Humor is indissociable from the work of Esther Ferrer. Indeed, it is her absurd view of society, laden with an irony peculiar to the artist, which allows her to construct an artistic corpus with a markedly critical character.

For this installation, Ferrer has focused on laughter. She has hung a series of electronic devices from different points on a world map that is standing on the floor. These are thirty seven tablets showing images of mouths that belong to people of different ages, genders and provenances, while reproducing the sound of their laughs. The sound archives are activated by the interaction of visitors, since they are programmed to start every time they are approached, allowing the spontaneous production of what the artist calls “concerts of laughter”

The installation is also designed to activate different laughter groups at random according to the visitors’ position on the map.

The work is based on the sound of laughter as an ephemeral sound that can turn into a work of art. Ferrer takes a natural, organic sound—laughter—and extends it over time by means of the recordings, arranges it in space on the map, and leaves it in the hands of the viewer, who decides when each set of sounds starts playing as if they were elements in a musical composition.
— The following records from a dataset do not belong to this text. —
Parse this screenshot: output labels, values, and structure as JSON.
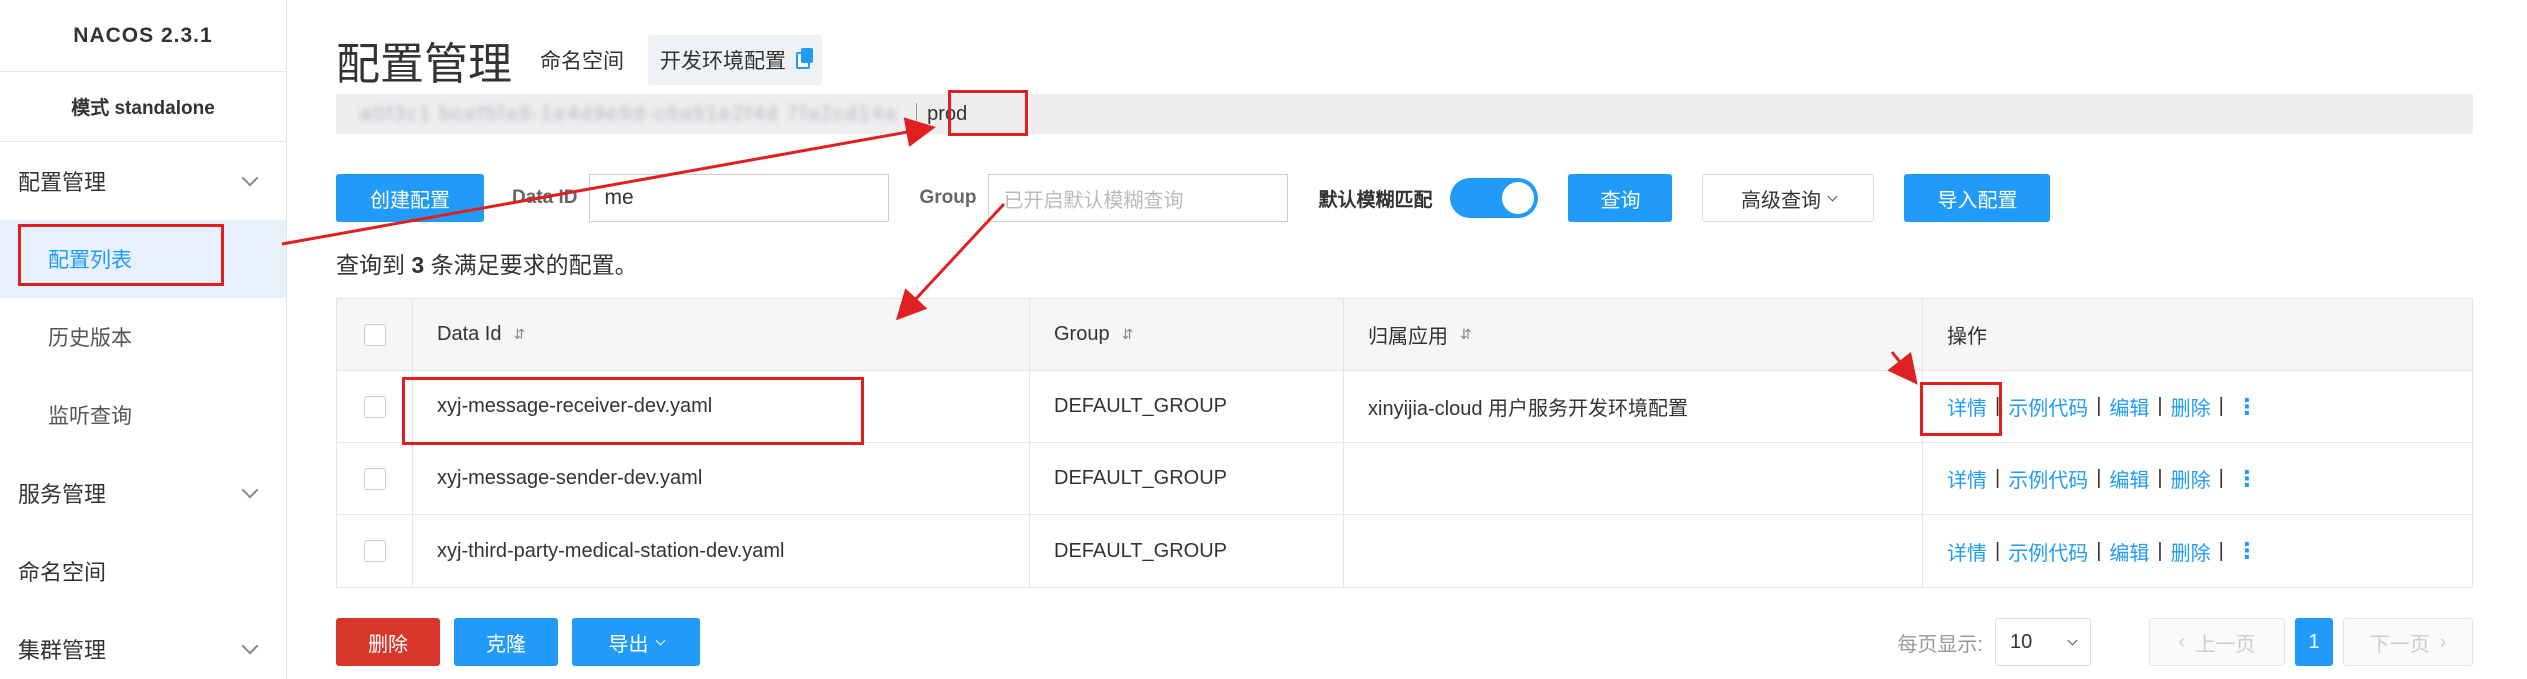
{
  "app": {
    "brand": "NACOS 2.3.1",
    "mode": "模式 standalone"
  },
  "sidebar": {
    "groups": [
      {
        "label": "配置管理",
        "items": [
          "配置列表",
          "历史版本",
          "监听查询"
        ]
      },
      {
        "label": "服务管理"
      },
      {
        "label": "命名空间"
      },
      {
        "label": "集群管理"
      }
    ]
  },
  "header": {
    "title": "配置管理",
    "namespace_label": "命名空间",
    "namespace_value": "开发环境配置",
    "namespace_id_blurred": "a0f3c1 bcef5fa9-1e4d9e9d-c0a91e2f4d 7fa2cd14a",
    "namespace_prod": "prod"
  },
  "search": {
    "create_label": "创建配置",
    "dataid_label": "Data ID",
    "dataid_value": "me",
    "group_label": "Group",
    "group_placeholder": "已开启默认模糊查询",
    "fuzzy_label": "默认模糊匹配",
    "query_label": "查询",
    "advanced_label": "高级查询",
    "import_label": "导入配置"
  },
  "result": {
    "prefix": "查询到",
    "count": "3",
    "suffix": "条满足要求的配置。"
  },
  "table": {
    "headers": {
      "dataid": "Data Id",
      "group": "Group",
      "app": "归属应用",
      "ops": "操作"
    },
    "sort_icon": "⇵",
    "ops": {
      "detail": "详情",
      "sample": "示例代码",
      "edit": "编辑",
      "delete": "删除",
      "sep": "|",
      "more": "⋮"
    },
    "rows": [
      {
        "dataid": "xyj-message-receiver-dev.yaml",
        "group": "DEFAULT_GROUP",
        "app": "xinyijia-cloud 用户服务开发环境配置"
      },
      {
        "dataid": "xyj-message-sender-dev.yaml",
        "group": "DEFAULT_GROUP",
        "app": ""
      },
      {
        "dataid": "xyj-third-party-medical-station-dev.yaml",
        "group": "DEFAULT_GROUP",
        "app": ""
      }
    ]
  },
  "footer": {
    "delete_label": "删除",
    "clone_label": "克隆",
    "export_label": "导出",
    "page_size_label": "每页显示:",
    "page_size": "10",
    "prev_label": "上一页",
    "page": "1",
    "next_label": "下一页"
  },
  "colors": {
    "accent": "#209bfa",
    "danger": "#d9362b",
    "annotation": "#e02020"
  }
}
Esther Ferrer explains the aim of this installation:

The installation The Laughs of the World is, by no means, laughter therapy. Its main goal is to make the viewer laugh and, at the same time, “listen to the laughter of the world”: children, adults, and old people from different countries and cultures laughing. For each culture, each language (some scholars believe that language developed out of laughter) gives shape to laughter in their own particular ways.

Besides, the viewer can use a Laugh Lab (Laboratorio de la risa) to create, in the words of Ferrer, “other amazing, different forms of laughter that are hard, or rather impossible, for human vocal chords to produce.”